Finnish ice hockey player (born 1996)

Sami Niku (born 10 October 1996) is a Finnish professional ice hockey defenceman currently playing with Lausanne HC of the National League (NL). He was selected in the seventh round, 198th overall, by the Winnipeg Jets of the National Hockey League (NHL) in the 2015 NHL entry draft.

==Playing career==
Niku made his Liiga debut playing with JYP Jyväskylä during the 2014–15 Liiga season.

Following the 2016–17 season with JYP, having played his first full season in the Liiga in posting 27 points in 59 games, Niku agreed to a three-year, entry-level contract with the Winnipeg Jets on May 15, 2017. He played most of the 2017–18 season with the Manitoba Moose, the Jets' American Hockey League (AHL) affiliate. He was called up by the Jets on April 1, 2018, and scored his first goal in his NHL debut in a Jets' win over the Montreal Canadiens on April 3. At conclusion of the 2017–18 regular season, Niku was voted as the AHL's top defenseman, as well as earning AHL First All-Star team and the AHL All-Rookie honours.

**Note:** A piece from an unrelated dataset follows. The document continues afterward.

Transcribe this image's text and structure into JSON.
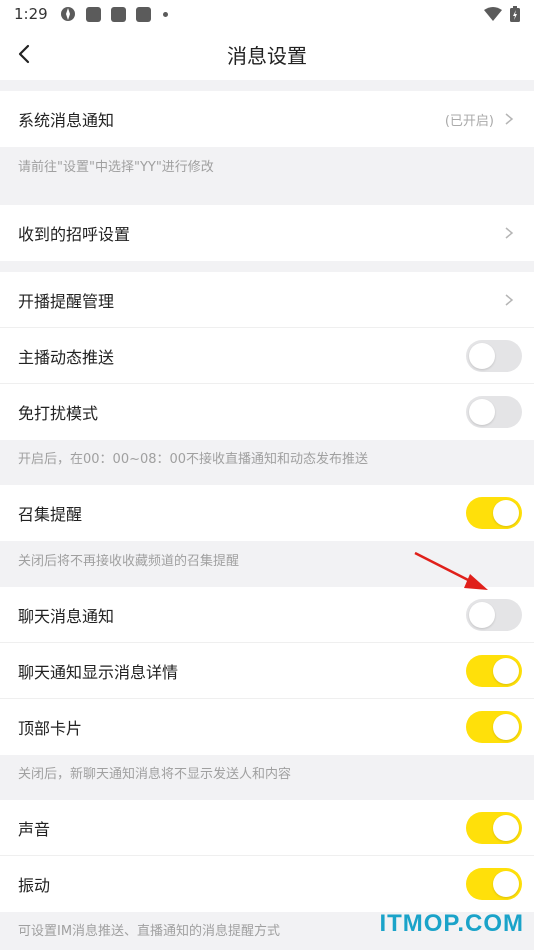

On 21 September 2021, Niku was bought out of his contract with the Jets. Three days later, he signed a one-year contract with the Montreal Canadiens. A week later, in his first pre-season game with the team, Niku sustained a concussion after being hit from behind by Ottawa Senators player Josh Norris and was ruled out indefinitely.

As a free agent from the Canadiens, Niku opted to return to Finland agreeing to re-join original club, JYP Jyväskylä of the Liiga, on a one-year contract for the 2022–23 season on 29 July 2022.

For the 2024-25 season, Niku signed a one-year contract with the Swiss club EHC Kloten of the NL.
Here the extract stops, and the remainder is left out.